Attention Deficit Hyperactivity Disorder
Attention-deficit hyperactivity disorder (ADHD) (sometimes also referred to as ADD) is a psychiatric diagnosis that identifies characteristics such as hyperactivity, forgetfulness, mood shifts, poor impulse control, and distractibility, when judged to be chronic, as symptoms of a neurological pathology. more...
ADHD is commonly diagnosed among children. When diagnosed in adults, it is regarded as adult attention-deficit disorder (AADD). It is believed that approximately 30 to 70% of children diagnosed with ADHD retain the disorder as adults.
According to the U.S. Surgeon General, and ICD-10-CM (International Classification of Disease Revised Edition 2005), ADHD is a metabolic form of encephalopathy, impairing the release and homeostasis of neurological chemicals, and reducing the function of the limbic system. Research, however, indicates that the frontal lobes, their connections to the basal ganglia, and the central aspects of the cerebellum (vermis) are most likely to be involved in this disorder, as may be a region in the middle or medial aspect of the frontal lobe, known as the anterior cingulate.

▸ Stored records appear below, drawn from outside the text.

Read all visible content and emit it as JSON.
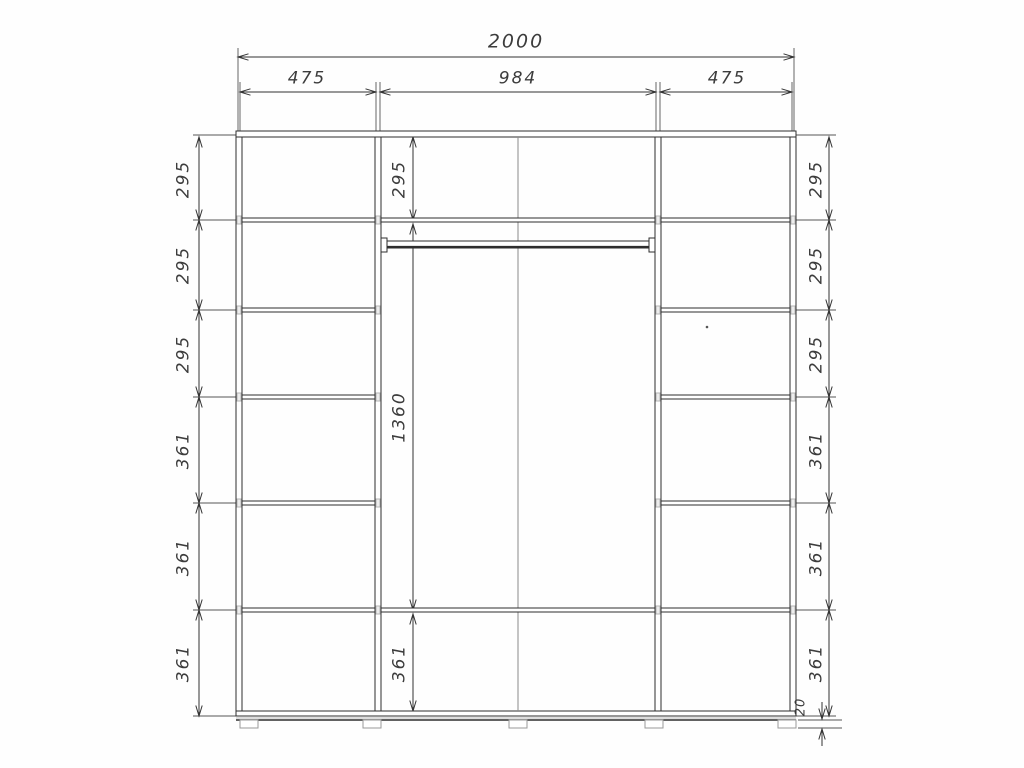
{
  "drawing": {
    "overall_width": "2000",
    "top_sections": [
      "475",
      "984",
      "475"
    ],
    "left_column": [
      "295",
      "295",
      "295",
      "361",
      "361",
      "361"
    ],
    "center_column": [
      "295",
      "1360",
      "361"
    ],
    "right_column": [
      "295",
      "295",
      "295",
      "361",
      "361",
      "361"
    ],
    "base_height": "20"
  }
}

According to the American Psychiatric Association's Diagnostic and Statistical Manual of Mental Disorders-IV (Text Revision) (DSM-IV-TR), ADHD is a developmental disorder that arises in childhood, in most cases before the age of 7 years, is characterized by developmentally inappropriate levels of inattention and/or hyperactive-impulsive behavior, and results in impairment in one or more major life activities, such as family, peer, educational, occupational, social, or adaptive functioning. There are three subtypes of ADHD: Predominantly Inattentive, Predominantly Hyperactive-Impulsive, and Combined Type.
In children the disorder is characterized by inattentiveness, destructiveness, impulsive behavior, and restlessness. The inattentiveness often appears as a difficulty with sustaining attention or persisting toward activities, particularly those that are not especially interesting or rewarding. This is often combined with problems inhibiting responding to distracting events that often draw the person off-task. Those with ADHD also have difficulties re-engaging the previous task once they have been distracted. The hyperactivity is typically most evident in early to middle childhood and declines significantly with age. By adulthood, it is most evident in a feeling of restlessness or inner or subjective hyperactivity as well as a need to be busy or engaged in physical activities. The impulsiveness or poor inhibition persists throughout childhood into adulthood and may be manifest verbally (excessive talking, interrupting others, blurting out answers before question are finished, saying what's on your mind without regard to its consequences, etc.) or physically, as in doing things on impulse or a dare. Those with ADHD are often more involved in risk-taking activities and, as a consequence, suffer 2-4 times the rate of accidental injuries as do normal children or adults. A newly identified subset of children now classified as having ADHD are called the Predominantly Inattentive Type and may often appear to be day dreamy, spacey, confused, in a fog, staring frequently, slow moving, sluggish and hypo-active. Researchers call these children Sluggish Cognitive Tempo but this is not a commonly used diagnostic label.